Presently the office-boy gathered up our cards and disappeared behind a door. He was gone quite a few minutes. They were hours to me. I was in the toils of suspense, in a fever of eagerness and anxiety. As I sat gazing at the door through which the office-boy had vanished, Mr. Huntington loomed in my imagination large and formidable, mighty and stern. To be admitted to his presence was at this moment the highest aim of my life. Running through my anxious mind were various phrases from the letter I had sent him. Some of these seemed to be highly felicitous. The epistle was bound to make an impression. “Provided he has read it,” I thought, anxiously. “But why should he have bothered with it? He probably receives scores like it. No, he has not read it.”
The next moment it became clear to me that the opening sentence of my plea was sure to have arrested Huntington’s attention, that he had read it to the end, and would let me not only show him my samples, but explain matters as well. Of a sudden, however, it struck me, to my horror, that I had no recollection of having signed that letter of mine.

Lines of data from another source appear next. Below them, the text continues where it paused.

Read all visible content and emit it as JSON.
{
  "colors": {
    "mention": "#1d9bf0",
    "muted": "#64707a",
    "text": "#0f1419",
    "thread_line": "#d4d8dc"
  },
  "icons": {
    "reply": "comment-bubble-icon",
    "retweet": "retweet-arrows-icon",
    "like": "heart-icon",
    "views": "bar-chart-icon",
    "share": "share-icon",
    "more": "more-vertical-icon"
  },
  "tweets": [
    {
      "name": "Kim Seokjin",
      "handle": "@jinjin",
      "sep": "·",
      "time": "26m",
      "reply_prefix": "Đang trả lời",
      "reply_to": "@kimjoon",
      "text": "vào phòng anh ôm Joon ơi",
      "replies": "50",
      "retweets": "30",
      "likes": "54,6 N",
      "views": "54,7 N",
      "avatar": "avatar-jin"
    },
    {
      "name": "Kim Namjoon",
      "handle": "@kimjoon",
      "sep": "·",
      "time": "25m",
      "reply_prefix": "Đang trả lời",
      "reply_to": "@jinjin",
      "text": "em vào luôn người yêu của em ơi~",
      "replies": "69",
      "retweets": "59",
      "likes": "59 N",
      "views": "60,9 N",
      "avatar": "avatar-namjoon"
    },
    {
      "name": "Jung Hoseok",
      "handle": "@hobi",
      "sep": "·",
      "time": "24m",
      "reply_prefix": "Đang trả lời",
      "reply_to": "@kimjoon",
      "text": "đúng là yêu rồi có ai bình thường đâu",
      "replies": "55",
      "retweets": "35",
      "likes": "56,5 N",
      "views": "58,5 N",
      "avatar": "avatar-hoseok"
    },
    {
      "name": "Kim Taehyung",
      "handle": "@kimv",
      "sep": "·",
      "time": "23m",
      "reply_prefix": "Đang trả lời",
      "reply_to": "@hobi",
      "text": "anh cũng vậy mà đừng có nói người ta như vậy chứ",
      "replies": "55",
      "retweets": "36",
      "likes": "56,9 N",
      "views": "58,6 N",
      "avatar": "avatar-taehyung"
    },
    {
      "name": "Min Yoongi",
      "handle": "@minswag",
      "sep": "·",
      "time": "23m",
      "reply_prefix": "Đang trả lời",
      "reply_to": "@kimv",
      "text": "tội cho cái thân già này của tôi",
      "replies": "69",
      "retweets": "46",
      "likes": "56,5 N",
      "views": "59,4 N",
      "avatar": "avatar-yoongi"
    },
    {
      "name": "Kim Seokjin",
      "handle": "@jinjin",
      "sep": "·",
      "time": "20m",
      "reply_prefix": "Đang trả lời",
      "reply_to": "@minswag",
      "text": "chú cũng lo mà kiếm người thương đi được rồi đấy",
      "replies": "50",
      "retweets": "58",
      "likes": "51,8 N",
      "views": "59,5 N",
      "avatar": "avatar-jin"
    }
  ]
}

A middle-aged woman with a Jewish cast of features passed through the waiting-room. I knew that she was Huntington’s assistant and she was apparently going to his compartment of the sample-room. The fact that she had a Jewish face seemed encouraging. Not that the Jews I had met in business had shown me more leniency or cordiality than the average Gentile. Nor was an assistant buyer, as a rule, in a position to do something for a salesman unless his samples had been referred to her by her superior. Nevertheless, her Jewish features spoke of kinship to me. They softened the grimness of the atmosphere around me.